To understand the importance of ARPA-E, and its continued support, is to get to the fundamental nature of innovation. Jonathon Rothwell and Mark Muro of Brookings Metropolitan, in a recent article for The New Republic, look to Thomas Edison, one of America's greatest innovators, for why the program is essential to American prosperity:

"The basic explanation is that the full value of breakthrough ideas cannot be fully captured by the inventor, and so there is under-investment in invention. Thomas Edison, who has more patents in his name than all but two men in history, went even further. While economic theory suggests that profits from invention are too small to justify adequate expenditure, Edison argued that revolutionary inventions were simply unprofitable.

An 1898 article in Scientific American laid out this view in his words, “The value of a patent to an inventor is directly decreased as the value to the public increases.” The problem, Edison said, is that the large value of breakthrough inventions attracted “infringers,” who reproduce the technology without having to spend the money on research and development. Freed from the burden of having to cover the costs of those initial investments, they are able to sell at a reduced price and undercut the inventor, while the lengthy legal process unfolds."

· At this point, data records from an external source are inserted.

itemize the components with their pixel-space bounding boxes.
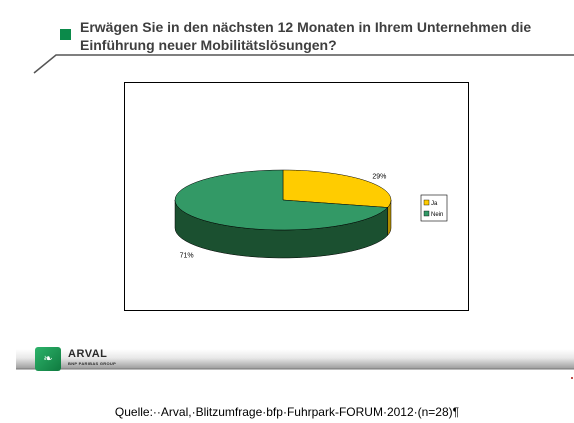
legend-swatch-nein (423, 210, 430, 217)
brand-name: ARVAL (68, 348, 108, 360)
chart-frame: 29% 71% Ja Nein (124, 82, 469, 311)
title-bullet-icon (60, 29, 71, 40)
source-note: Quelle:··Arval,·Blitzumfrage·bfp·Fuhrpar… (114, 405, 460, 419)
pie-slice-ja (282, 169, 392, 208)
leaf-icon: ❧ (43, 353, 53, 365)
arval-logo: ❧ (35, 347, 61, 371)
decorative-dot (571, 377, 573, 379)
legend-box (420, 194, 448, 222)
pie-label-nein: 71% (180, 252, 194, 259)
slide-title: Erwägen Sie in den nächsten 12 Monaten i… (80, 19, 532, 53)
legend-label-ja: Ja (431, 201, 438, 207)
pie-chart: 29% 71% Ja Nein (174, 169, 448, 259)
legend-label-nein: Nein (431, 212, 443, 218)
pie-label-ja: 29% (372, 174, 386, 181)
legend-swatch-ja (423, 199, 430, 206)
brand-group: BNP PARIBAS GROUP (68, 361, 117, 366)
pie-slice-nein (174, 169, 389, 231)
footer-band (16, 349, 574, 370)
title-divider (33, 54, 574, 74)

The world has changed since Edison's day, yet some problems remain the same. Globalization has created a world with no coherent framework for protecting IP rights - on top of this, scientific education, talent, and funding has diffused across the globe. Scientists and engineers today must compete with their colleagues all over the world, and not always on a fair playing field. Muro and Rothwell conclude, "By having the public pay some of the bill for the initial research and development, U.S. inventors can compete on a more even playing field with potential infringers from China or elsewhere."

ARPA-E is an investment in America's energy future, and should be understood as such. Like any profitable investment it needs a certain level of security to operate effectively, and like any good investment when it is profitables you don't stop funding it.